Le détour décisif par Turin
Face à l'enlisement du projet — près de deux ans de tâtonnements internes sans résultat satisfaisant —, le président de BMC George Harriman commande, à l'automne 1963, une étude à la maison Pininfarina de Turin, au grand dam d'Enever qui y voit un désaveu. Un roadster MGB gris est expédié en Italie ; il revient au printemps suivant repeint en vert métallisé et doté d'un toit à hayon du plus bel effet. La solution retenue par les Italiens consiste à surélever le pare-brise d'environ 10 cm et à agrandir l'habitacle vitré en conséquence — une idée qui dénoue d'un coup le problème qui bloquait Abingdon depuis des années, tout en améliorant l'aérodynamisme malgré une surface frontale supérieure.
La paternité exacte de cette solution reste disputée : Thornley l'attribuait aux dessinateurs turinois, mais le dessinateur MG Jim Stimson a confié à l'historien David Knowles que lui-même et Syd Enever avaient déjà arrêté le principe d'un habitacle surélevé avant même l'intervention de Pininfarina, dont l'apport se limiterait à une proposition de vitres arrière sans encadrement (non retenue en production) et aux nervures de style caractéristiques du toit. Un troisième élément trouble encore la paternité du dessin : la ressemblance frappante entre la MGB GT et un concept-car de 1962 construit (mais pas dessiné) par Pininfarina sur base Austin-Healey 3000, œuvre d'étudiants en design pour un concours de la revue Automobile Year — projet dont BMC avait acquis les droits par la suite (le futur ADO30, étudié un temps comme concurrent de la Jaguar E-Type). L'influence exacte de cette maquette sur le dessin final de la B GT reste incertaine, mais BMC en avait nécessairement connaissance.

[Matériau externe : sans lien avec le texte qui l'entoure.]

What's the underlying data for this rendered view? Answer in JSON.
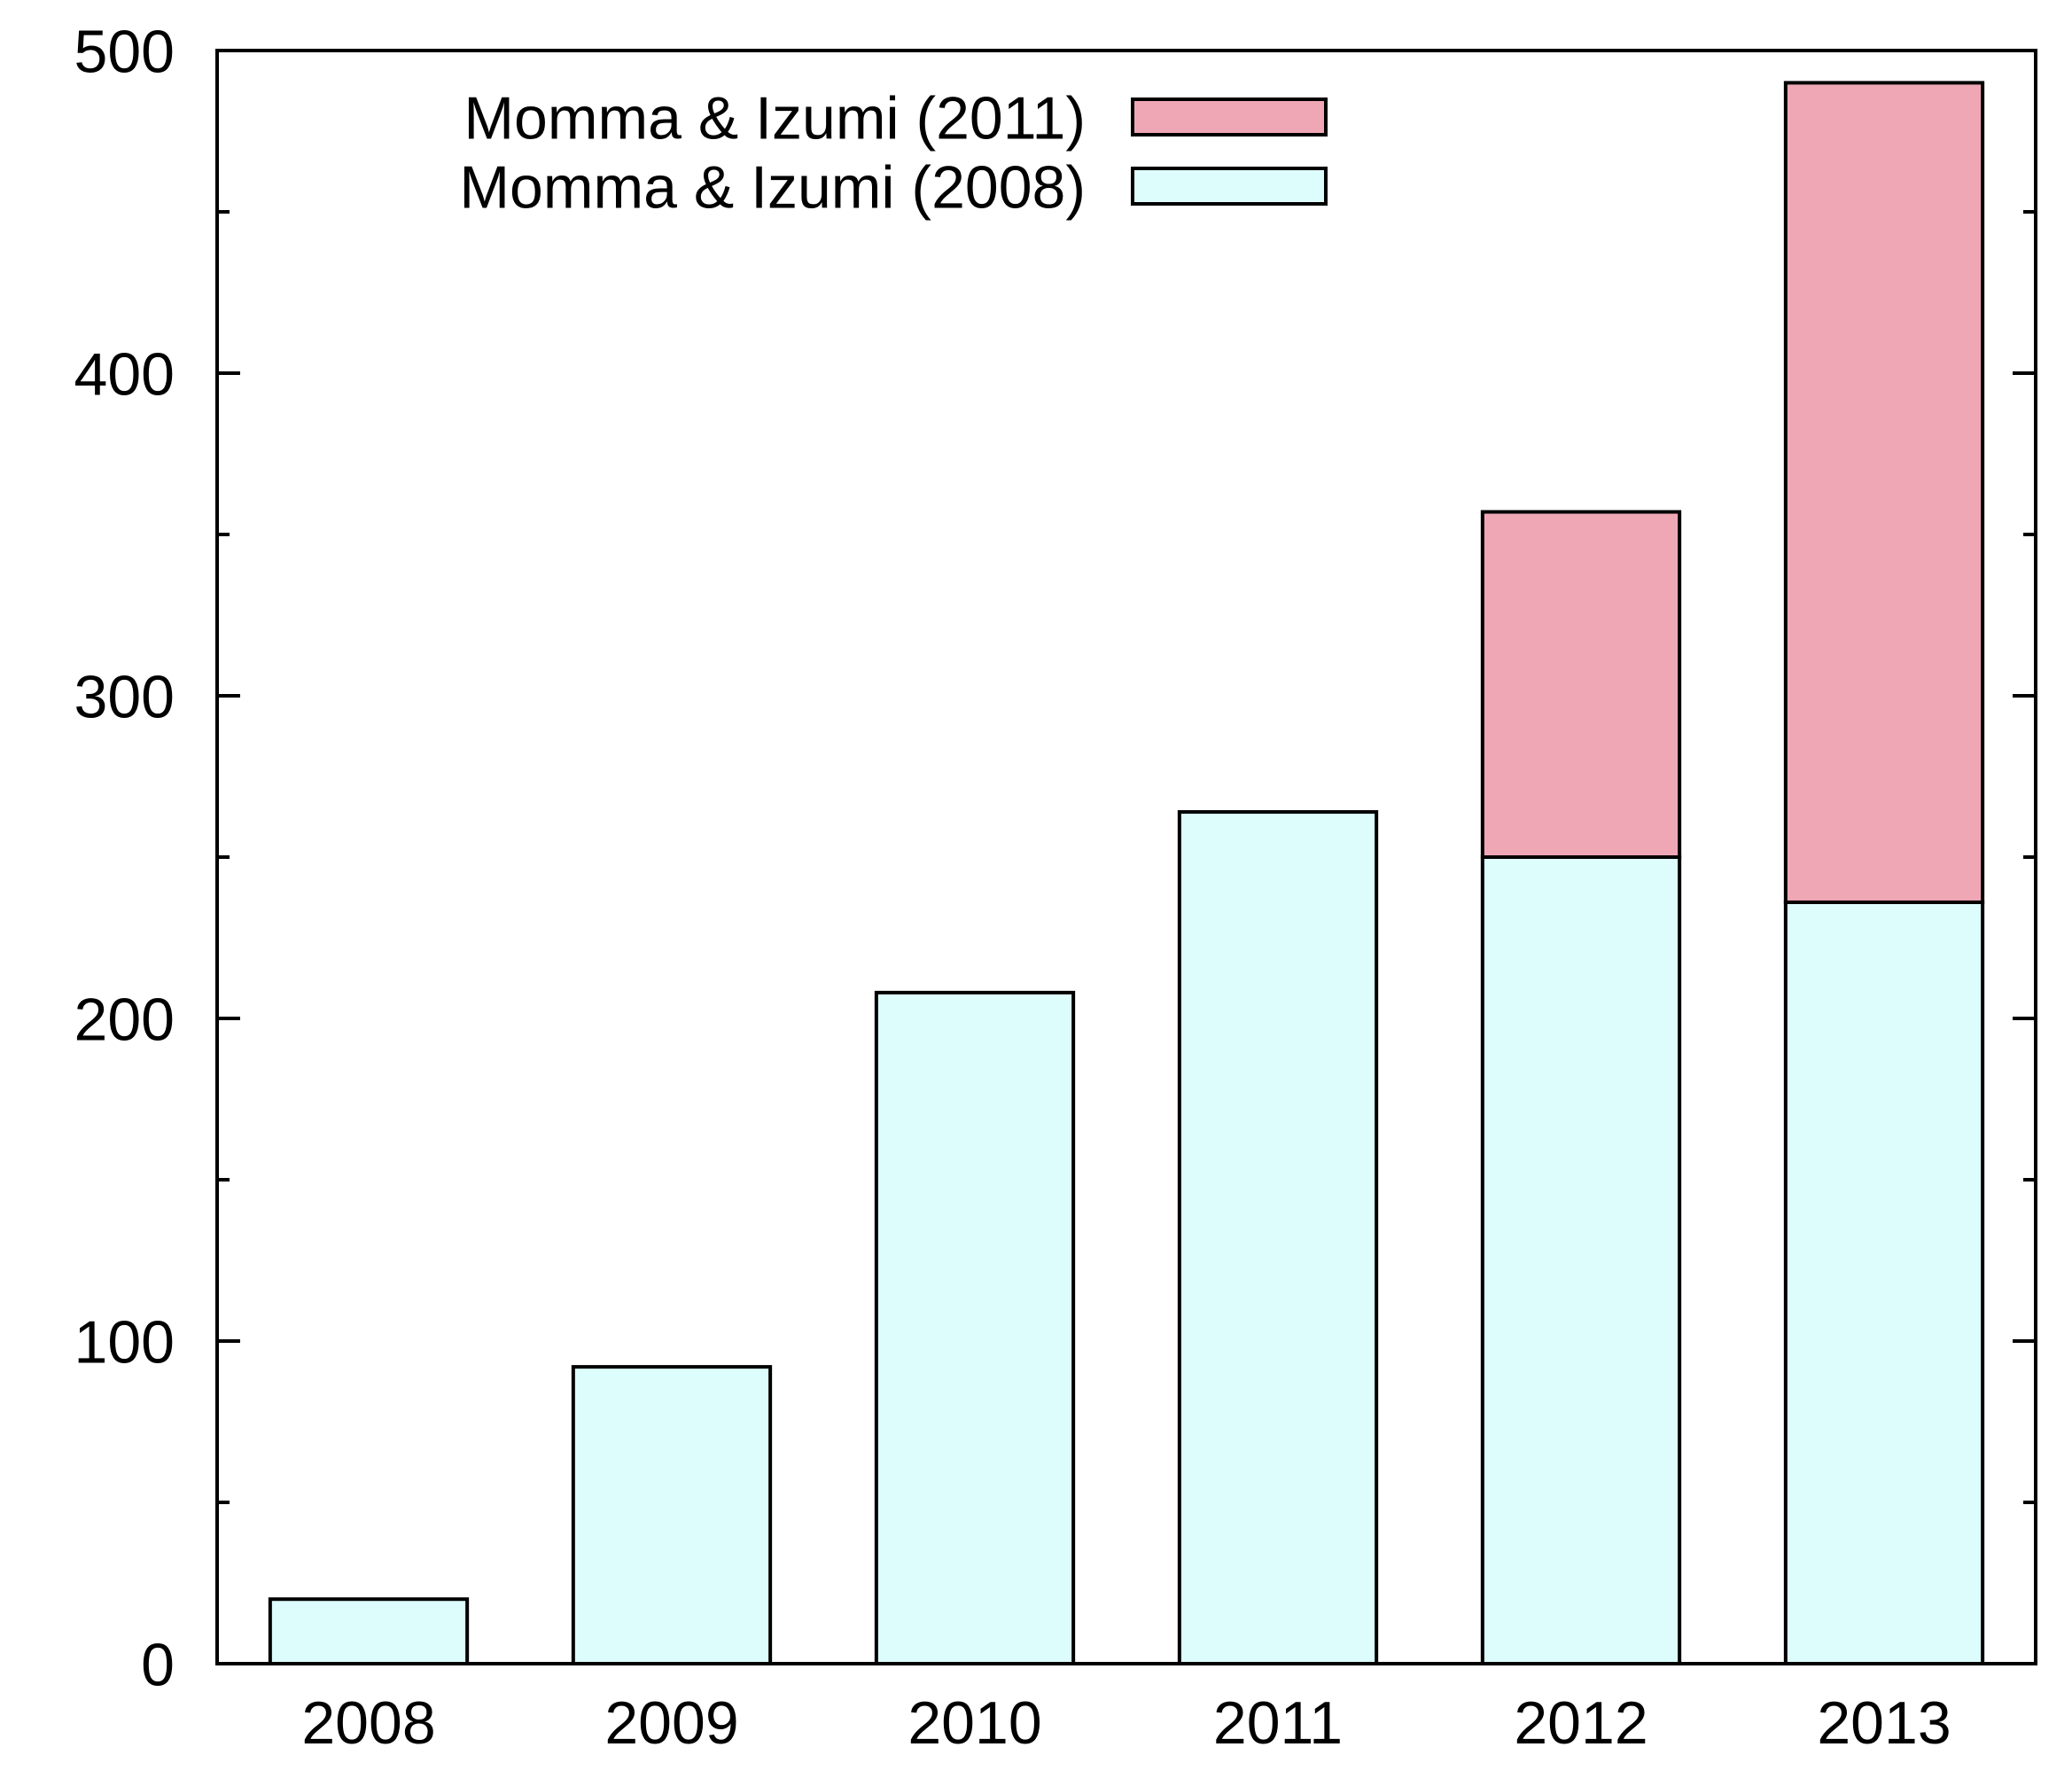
{
  "chart_data": {
    "type": "bar",
    "stacked": true,
    "title": "",
    "xlabel": "",
    "ylabel": "",
    "categories": [
      "2008",
      "2009",
      "2010",
      "2011",
      "2012",
      "2013"
    ],
    "series": [
      {
        "name": "Momma & Izumi (2008)",
        "color": "#ddfcfc",
        "values": [
          20,
          92,
          208,
          264,
          250,
          236
        ]
      },
      {
        "name": "Momma & Izumi (2011)",
        "color": "#efa7b5",
        "values": [
          0,
          0,
          0,
          0,
          107,
          254
        ]
      }
    ],
    "legend_order": [
      1,
      0
    ],
    "legend_position": "top-left",
    "ylim": [
      0,
      500
    ],
    "yticks": [
      0,
      100,
      200,
      300,
      400,
      500
    ],
    "y_minor_step": 50,
    "grid": false
  }
}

Une commercialisation immédiatement réussie
Séduit par le prototype, Thornley y voit enfin l'Aston Martin abordable qu'il imaginait depuis 1957. Après quelques révisions de détail, le coupé — 2+2 à la banquette arrière tout juste suffisante pour un enfant ou « un chien de taille moyenne sur un court trajet », selon la formule d'un historien anglophone — est présenté au Salon de Londres à l'automne 1965 sous le nom MGB GT. Affichée à 998 £, 8 s, 9 d taxe comprise (environ 143 £ de plus qu'un roadster), la GT rencontre un succès immédiat : son lancement fait bondir de plus de 40 % le volume total des ventes de la gamme B, contraignant Abingdon à étendre ses capacités de production.
Environ 220 kg plus lourde que le roadster à motorisation identique, la GT accélère un peu moins vite mais atteint une vitesse de pointe légèrement supérieure grâce à sa meilleure pénétration dans l'air ; sa tenue de route bénéficie en outre d'une meilleure répartition des masses, de ressorts arrière plus fermes et d'une barre antiroulis avant de série (optionnelle sur le roadster jusqu'en 1966). Plus de 125 000 exemplaires seront produits jusqu'en 1980, l'Amérique du Nord absorbant plus de la moitié de ce total malgré le retrait anticipé de la GT du marché américain début 1975 (elle reste vendue au Royaume-Uni jusqu'à la toute fin de la production). En 2019, le magazine Road & Track classera la GT parmi les « 16 plus beaux dessins de Pininfarina qui ne sont pas des Ferrari ».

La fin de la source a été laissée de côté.